We walked back to the station, without saying much. Once we were on the Intercity, I reached over for Nara’s hand and held it for the half an hour plus it took to again reach The Hague. Aboard the train, we agreed we would take the tram out to Scheveningen and the beach, a ride of no more than ten minutes, which felt to me like a good place for continued reflection.
During the winter, life in The Hague goes on as if this neighborhood was far inland, but with the arrival of summer, the huge sandy beach was bustling, with restaurant tables set up outside the seaside cafés, and families playing at the edge of the cool water. The North Sea, usually a leaden green, had turned blue in the sun and rolled in calmly in the soft wind.

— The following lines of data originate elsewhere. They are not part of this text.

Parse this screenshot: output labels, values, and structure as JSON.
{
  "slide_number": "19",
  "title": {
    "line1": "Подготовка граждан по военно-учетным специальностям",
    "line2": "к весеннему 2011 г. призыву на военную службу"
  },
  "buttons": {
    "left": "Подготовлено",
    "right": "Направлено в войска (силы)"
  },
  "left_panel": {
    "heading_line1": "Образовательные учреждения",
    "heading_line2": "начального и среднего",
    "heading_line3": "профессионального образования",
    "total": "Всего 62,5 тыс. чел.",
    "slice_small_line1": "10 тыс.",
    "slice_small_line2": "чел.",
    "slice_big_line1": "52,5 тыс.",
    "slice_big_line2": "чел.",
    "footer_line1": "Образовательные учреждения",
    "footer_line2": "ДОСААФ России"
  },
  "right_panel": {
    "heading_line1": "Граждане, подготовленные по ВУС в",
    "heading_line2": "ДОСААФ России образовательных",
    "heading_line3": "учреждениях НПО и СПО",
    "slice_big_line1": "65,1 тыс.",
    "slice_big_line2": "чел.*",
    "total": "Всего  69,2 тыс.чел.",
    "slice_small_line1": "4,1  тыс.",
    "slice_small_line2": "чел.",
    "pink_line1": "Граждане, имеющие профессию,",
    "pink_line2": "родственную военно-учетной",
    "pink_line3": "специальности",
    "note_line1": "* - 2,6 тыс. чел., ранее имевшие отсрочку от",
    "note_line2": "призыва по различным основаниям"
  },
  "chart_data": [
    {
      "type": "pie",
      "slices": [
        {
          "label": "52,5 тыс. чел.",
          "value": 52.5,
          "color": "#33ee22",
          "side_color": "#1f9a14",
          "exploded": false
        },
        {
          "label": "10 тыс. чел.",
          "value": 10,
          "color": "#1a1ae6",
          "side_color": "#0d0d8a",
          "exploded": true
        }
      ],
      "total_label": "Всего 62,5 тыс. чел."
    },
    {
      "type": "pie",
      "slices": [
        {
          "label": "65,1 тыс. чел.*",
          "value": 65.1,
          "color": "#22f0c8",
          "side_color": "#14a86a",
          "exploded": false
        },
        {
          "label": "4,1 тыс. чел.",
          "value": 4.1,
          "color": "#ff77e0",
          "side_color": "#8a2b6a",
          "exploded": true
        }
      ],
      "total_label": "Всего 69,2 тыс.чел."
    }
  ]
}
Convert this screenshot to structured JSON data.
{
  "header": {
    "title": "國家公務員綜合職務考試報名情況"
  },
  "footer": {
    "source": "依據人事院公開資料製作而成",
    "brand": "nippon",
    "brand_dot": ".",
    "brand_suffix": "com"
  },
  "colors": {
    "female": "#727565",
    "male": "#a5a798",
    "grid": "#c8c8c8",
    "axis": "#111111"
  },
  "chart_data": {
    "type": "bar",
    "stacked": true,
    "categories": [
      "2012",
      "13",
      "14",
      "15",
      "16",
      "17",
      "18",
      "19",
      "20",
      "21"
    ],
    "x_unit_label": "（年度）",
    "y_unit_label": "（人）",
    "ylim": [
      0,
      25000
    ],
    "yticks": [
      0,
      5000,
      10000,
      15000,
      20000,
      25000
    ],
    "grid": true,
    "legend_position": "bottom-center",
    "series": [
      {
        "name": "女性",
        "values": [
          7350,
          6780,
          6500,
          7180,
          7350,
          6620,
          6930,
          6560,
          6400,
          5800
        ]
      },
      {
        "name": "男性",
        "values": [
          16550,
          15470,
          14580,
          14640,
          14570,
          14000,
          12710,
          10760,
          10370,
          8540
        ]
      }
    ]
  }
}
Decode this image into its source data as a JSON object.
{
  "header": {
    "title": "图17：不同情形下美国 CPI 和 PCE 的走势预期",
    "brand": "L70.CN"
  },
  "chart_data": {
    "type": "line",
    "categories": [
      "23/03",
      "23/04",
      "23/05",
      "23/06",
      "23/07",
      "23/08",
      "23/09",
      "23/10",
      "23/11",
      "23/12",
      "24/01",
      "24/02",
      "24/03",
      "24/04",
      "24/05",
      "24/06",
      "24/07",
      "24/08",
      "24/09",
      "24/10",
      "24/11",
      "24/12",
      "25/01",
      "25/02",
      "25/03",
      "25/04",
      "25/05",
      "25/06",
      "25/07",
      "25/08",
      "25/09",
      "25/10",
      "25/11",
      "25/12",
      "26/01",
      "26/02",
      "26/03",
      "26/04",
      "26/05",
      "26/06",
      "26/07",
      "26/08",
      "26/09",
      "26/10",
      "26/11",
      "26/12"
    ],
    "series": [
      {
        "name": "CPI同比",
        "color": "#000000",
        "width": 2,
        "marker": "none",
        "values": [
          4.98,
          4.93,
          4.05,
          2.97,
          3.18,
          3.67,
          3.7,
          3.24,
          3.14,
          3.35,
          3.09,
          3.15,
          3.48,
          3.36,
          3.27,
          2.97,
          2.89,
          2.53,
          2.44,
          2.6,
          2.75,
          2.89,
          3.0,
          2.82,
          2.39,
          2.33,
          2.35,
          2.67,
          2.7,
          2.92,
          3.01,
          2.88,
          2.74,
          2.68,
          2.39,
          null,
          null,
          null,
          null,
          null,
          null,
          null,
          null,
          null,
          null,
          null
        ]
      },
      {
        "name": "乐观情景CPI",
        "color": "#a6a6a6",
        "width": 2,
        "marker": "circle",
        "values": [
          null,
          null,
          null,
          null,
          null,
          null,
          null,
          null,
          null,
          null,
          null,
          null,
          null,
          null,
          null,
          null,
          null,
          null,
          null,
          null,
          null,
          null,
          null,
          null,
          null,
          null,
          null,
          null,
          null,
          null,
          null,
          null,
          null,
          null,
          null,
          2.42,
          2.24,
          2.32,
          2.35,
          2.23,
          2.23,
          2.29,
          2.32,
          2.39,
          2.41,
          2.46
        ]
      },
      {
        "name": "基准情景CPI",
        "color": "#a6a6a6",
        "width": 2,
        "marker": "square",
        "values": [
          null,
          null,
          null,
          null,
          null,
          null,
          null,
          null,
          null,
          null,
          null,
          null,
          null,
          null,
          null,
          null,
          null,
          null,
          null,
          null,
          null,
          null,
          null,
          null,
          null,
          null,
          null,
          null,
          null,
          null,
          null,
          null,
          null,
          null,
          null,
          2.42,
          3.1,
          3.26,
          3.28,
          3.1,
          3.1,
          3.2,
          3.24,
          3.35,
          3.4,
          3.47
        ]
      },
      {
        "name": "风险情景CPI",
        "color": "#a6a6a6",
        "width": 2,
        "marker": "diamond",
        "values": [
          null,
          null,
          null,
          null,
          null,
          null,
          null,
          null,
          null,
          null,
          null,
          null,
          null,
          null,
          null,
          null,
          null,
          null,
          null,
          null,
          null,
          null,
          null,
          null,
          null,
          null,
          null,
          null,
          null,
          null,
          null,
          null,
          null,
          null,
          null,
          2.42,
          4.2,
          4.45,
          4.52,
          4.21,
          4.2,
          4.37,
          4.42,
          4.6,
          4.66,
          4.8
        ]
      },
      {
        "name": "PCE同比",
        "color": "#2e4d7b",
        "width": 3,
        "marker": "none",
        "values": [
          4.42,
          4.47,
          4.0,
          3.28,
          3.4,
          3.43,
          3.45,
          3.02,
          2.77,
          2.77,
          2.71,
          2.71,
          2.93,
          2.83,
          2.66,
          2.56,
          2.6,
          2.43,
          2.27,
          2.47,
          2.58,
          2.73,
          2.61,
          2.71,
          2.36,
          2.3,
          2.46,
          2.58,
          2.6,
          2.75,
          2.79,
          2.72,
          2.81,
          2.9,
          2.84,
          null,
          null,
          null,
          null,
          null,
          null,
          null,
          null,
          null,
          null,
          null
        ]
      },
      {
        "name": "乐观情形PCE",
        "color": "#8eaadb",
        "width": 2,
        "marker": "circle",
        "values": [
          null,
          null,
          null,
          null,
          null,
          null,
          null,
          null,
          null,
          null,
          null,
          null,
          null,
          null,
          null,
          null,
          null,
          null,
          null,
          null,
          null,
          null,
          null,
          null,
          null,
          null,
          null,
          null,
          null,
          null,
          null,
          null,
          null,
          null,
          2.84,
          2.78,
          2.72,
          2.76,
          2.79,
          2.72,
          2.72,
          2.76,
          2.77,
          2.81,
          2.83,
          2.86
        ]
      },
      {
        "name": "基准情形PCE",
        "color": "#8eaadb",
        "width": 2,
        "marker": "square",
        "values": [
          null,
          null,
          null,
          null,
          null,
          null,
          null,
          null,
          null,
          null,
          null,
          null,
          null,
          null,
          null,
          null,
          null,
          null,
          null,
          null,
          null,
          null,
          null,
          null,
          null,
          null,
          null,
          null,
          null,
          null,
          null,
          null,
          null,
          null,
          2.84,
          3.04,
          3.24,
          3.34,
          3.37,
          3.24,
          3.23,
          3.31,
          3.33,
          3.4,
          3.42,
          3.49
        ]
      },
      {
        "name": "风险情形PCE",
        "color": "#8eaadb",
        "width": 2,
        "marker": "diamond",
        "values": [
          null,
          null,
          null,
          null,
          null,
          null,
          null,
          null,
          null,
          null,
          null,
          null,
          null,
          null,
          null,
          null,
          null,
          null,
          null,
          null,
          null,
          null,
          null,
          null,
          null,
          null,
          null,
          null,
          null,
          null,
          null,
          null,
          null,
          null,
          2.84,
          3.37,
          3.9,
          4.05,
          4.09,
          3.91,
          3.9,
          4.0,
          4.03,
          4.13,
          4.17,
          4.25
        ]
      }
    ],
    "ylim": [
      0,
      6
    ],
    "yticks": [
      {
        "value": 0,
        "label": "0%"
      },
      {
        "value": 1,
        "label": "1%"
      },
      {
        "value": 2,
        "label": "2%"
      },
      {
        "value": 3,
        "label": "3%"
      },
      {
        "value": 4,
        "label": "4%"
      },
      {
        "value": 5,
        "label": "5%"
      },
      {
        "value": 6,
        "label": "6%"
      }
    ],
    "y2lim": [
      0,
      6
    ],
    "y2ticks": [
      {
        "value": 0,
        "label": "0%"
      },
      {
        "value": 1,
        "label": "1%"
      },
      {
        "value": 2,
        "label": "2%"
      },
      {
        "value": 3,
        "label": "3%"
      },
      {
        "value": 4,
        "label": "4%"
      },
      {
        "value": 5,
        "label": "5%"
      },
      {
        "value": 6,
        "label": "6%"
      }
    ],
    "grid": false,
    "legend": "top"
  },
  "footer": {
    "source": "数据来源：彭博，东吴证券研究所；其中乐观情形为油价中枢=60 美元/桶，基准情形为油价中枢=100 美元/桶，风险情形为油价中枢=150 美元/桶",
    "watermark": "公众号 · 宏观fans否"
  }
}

We sat on the sand. Nara had worn a long dress and rolled it up and extended her pretty brown legs in the sun. Eventually, we removed our shoes and walked at the water’s edge, hand in hand again.
What is happening? What are you doing? I wondered. But I was caught in the unfolding of time. Given what I’d experienced in Rotterdam, and Nara’s unhesitating comfort, I was impelled by a momentum I felt no will to control.
Still barefoot, we walked up
to the yellow tables of one of the cafés for a simple meal. We both drank wine, which sharpened my appreciation of the sea light and the sheer pleasure of breathing.
Around four, as it started to turn cooler, we took the tram back to the Fred and walked home, communicating in isolated words. I entered the dimmer light of the apartment feeling the weight of all that had transpired since we departed a few hours before. I plunged down on the sofa and Nara sat on one of the little square coffee tables, so she was directly in front of me with her knees against mine. She reached forward and took my hands between hers and fastened on me with her immense dark eyes.
“May we please get this done with?” she asked.
I laughed for the first time in hours. I had not been completely sure whether Nara had been holding my hand only to offer consolation as a good friend. I was grateful and I felt far closer to her than when we’d walked out the door seven hours ago. Yet in my imagination, we were going to return home and find some separation. Our coming together, if that was to happen, would require more thought and more time. But Nara was herself, sweetly subject to impulse, and impossibly direct in her communications, and I was glad she wanted to make this easy on both of us.
So our moment came, and again, as in Tuzla, I experienced the drama and definitiveness of a first kiss. Whatever it is that will occur between a man and a woman is more than half done the first time their lips meet in earnest. The wall that separates us from everyone else dissolves, and from then on, the two stand on different ground. And so we did.
About ten that night I woke with Nara layered against my side in my bed. Well spent, we had dozed for an hour. The shade was up and I could see flecks of stars in the black sky, a rare sight in The Hague, where nightfall so often brings clouds. From the pace of her breath on my neck, I could tell she was awake, too.